Monopolization and industry concentration have powerful mimetic effects, which aren't only born out of pure mimicry, but also out of necessity. When one corporation concentrates and vies for monopoly in a given industry or market, it leads to a sense of panic and urgency within competing organizations, because the monopolizing entity is going for everything, which implies the death of its competitors.
And monopolization implies the re-coupling of corporate entities spanning multiple industries, so the patterns of monopoly eventually spread across all industries. Capital is constantly attempting to resituate itself so as to maximize the rate of profit - which functionally accrues to a minority of controllers - which necessitates minimizing the flow of costs to the body: labor, infrastructure, and resource inputs, say.
So as currency flows continue to constrict - and losing rivals are destroyed and/or subsumed - the remaining surviving smaller businesses also have to move to sap more resources in the ways that they can, or else constrict their own operations and costs. So there is a relentless and broad-based squeeze that advances the body politic to crisis.
At the same time as the rule of law is corrupted by the economic and political concentration, there is also a growing perception that anything goes, as long as one is powerful enough, a perception that reaches down into even the common citizen. Who knows what dormant schemes are now on their way to spawning and hatching out?
One could imagine that buried underneath that complex of imperial desires for conquest is the desire for that arch-monopolist, the leviathan government to put an end to the whole struggle altogether, historically with anti-trust measures and the like.
But the arch-monopolist itself must be remonopolized by the lobbies of anti-monopoly. Monopoly cannot be solved by substitution: it must be destroyed by those whose associations are agreed upon and situated to prevent further monopoly. Though of course this isn't always true. Sometimes it takes a king or a dictator. More broadly, a bad state of affairs must be replaced with a different state of affairs, which then persists for some time.
Underneath the process of monopolization is the desire for control. It was partially the hubris of rich reactionaries who didn't want to be subjected to government control that advanced us to this new era of monopolization, but it is always much more complicated.

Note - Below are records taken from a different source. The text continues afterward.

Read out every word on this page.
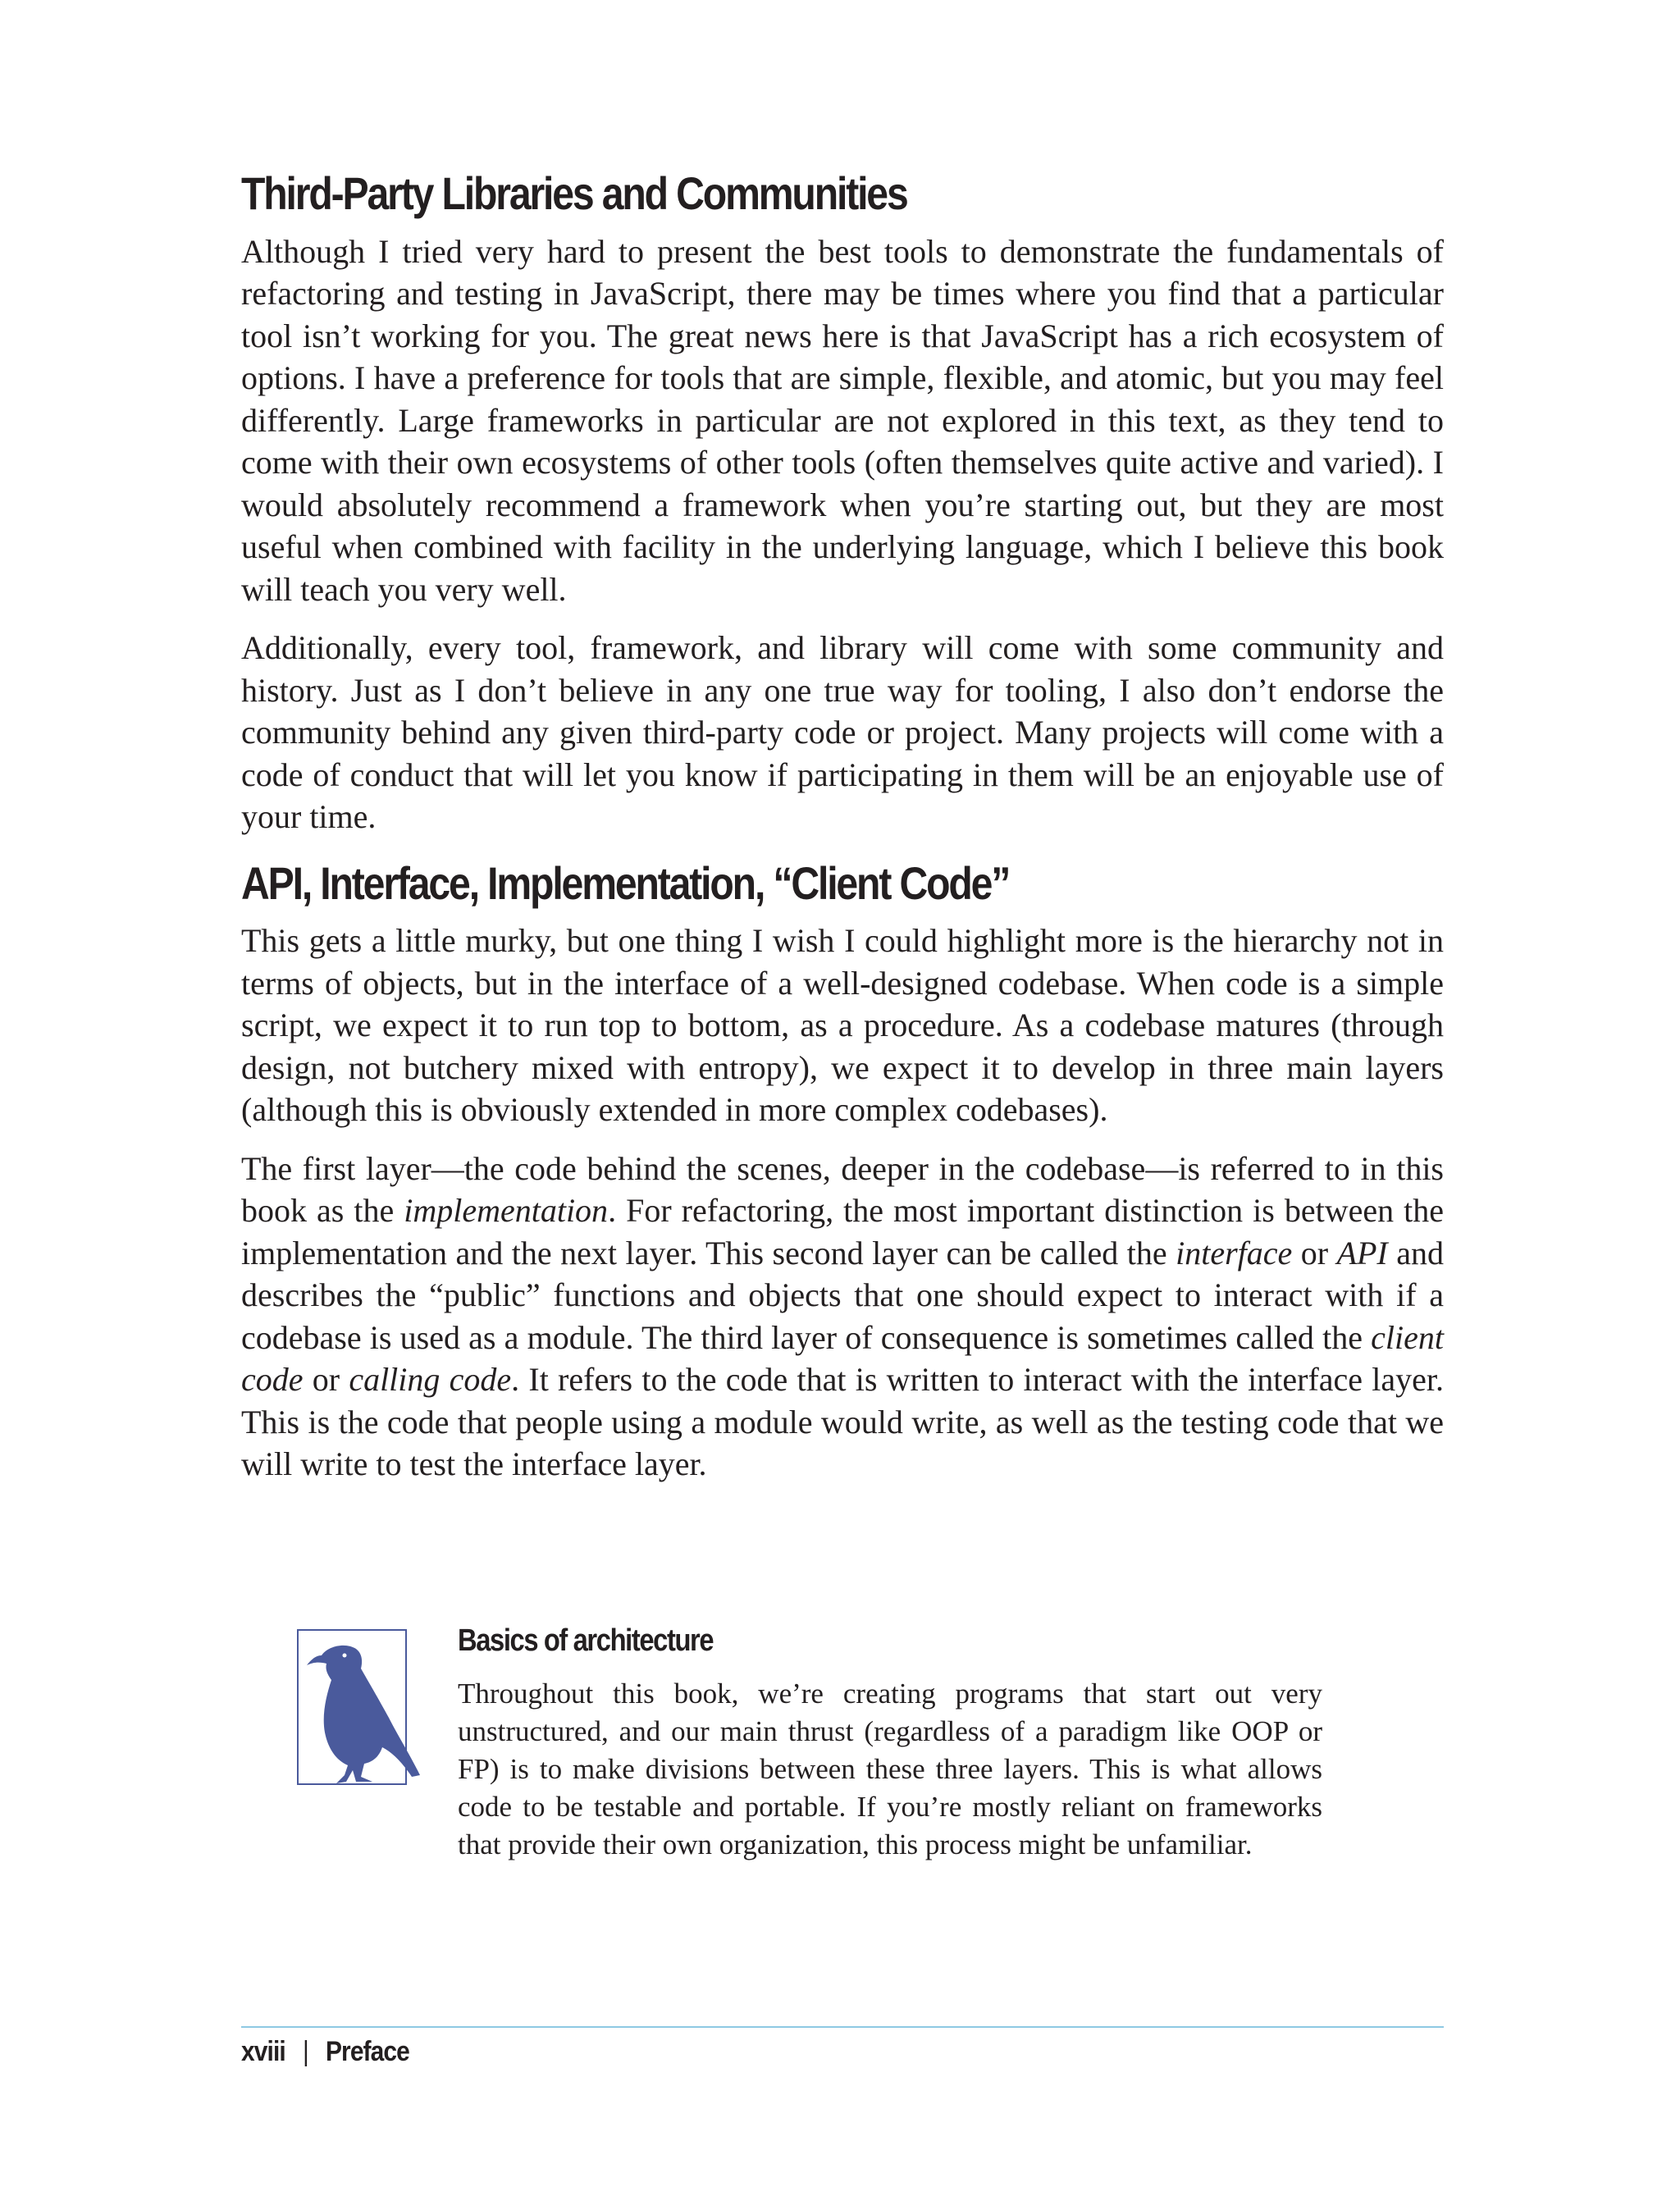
Third-Party Libraries and Communities

Although I tried very hard to present the best tools to demonstrate the fundamentals of refactoring and testing in JavaScript, there may be times where you find that a particular tool isn’t working for you. The great news here is that JavaScript has a rich ecosystem of options. I have a preference for tools that are simple, flexible, and atomic, but you may feel differently. Large frameworks in particular are not explored in this text, as they tend to come with their own ecosystems of other tools (often themselves quite active and varied). I would absolutely recommend a framework when you’re starting out, but they are most useful when combined with facility in the underlying language, which I believe this book will teach you very well.

Additionally, every tool, framework, and library will come with some community and history. Just as I don’t believe in any one true way for tooling, I also don’t endorse the community behind any given third-party code or project. Many projects will come with a code of conduct that will let you know if participating in them will be an enjoyable use of your time.

API, Interface, Implementation, “Client Code”

This gets a little murky, but one thing I wish I could highlight more is the hierarchy not in terms of objects, but in the interface of a well-designed codebase. When code is a simple script, we expect it to run top to bottom, as a procedure. As a codebase matures (through design, not butchery mixed with entropy), we expect it to develop in three main layers (although this is obviously extended in more complex codebases).

The first layer—the code behind the scenes, deeper in the codebase—is referred to in this book as the implementation. For refactoring, the most important distinction is between the implementation and the next layer. This second layer can be called the interface or API and describes the “public” functions and objects that one should expect to interact with if a codebase is used as a module. The third layer of consequence is sometimes called the client code or calling code. It refers to the code that is written to interact with the interface layer. This is the code that people using a module would write, as well as the testing code that we will write to test the interface layer.

Basics of architecture

Throughout this book, we’re creating programs that start out very unstructured, and our main thrust (regardless of a paradigm like OOP or FP) is to make divisions between these three layers. This is what allows code to be testable and portable. If you’re mostly reliant on frameworks that provide their own organization, this process might be unfamiliar.

xviii | Preface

Because the forces of financialization - through their processes of wealth concentration and sequestration - also threaten connected economic actors and introduce further chaos which produces further desires for control. And these are forces which were broadly welcomed across the Western political spectrum - that part of the spectrum with power at least - across the last 4 decades at least.
There are numerous other interconnected crises - some of them economic, some environmental, and still others political and social - which introduce greater levels of instability into this process, which evoke the desire to control, which leads to greater instability, and so on.
And this tendency, unfortunately for all of us, is built into the general nature of capital, which through massive and historical processes of social and political succession, is here to stay, at least until it triggers another successive stage. At this time, it is apparent that a profoundly destructive stage is much more likely.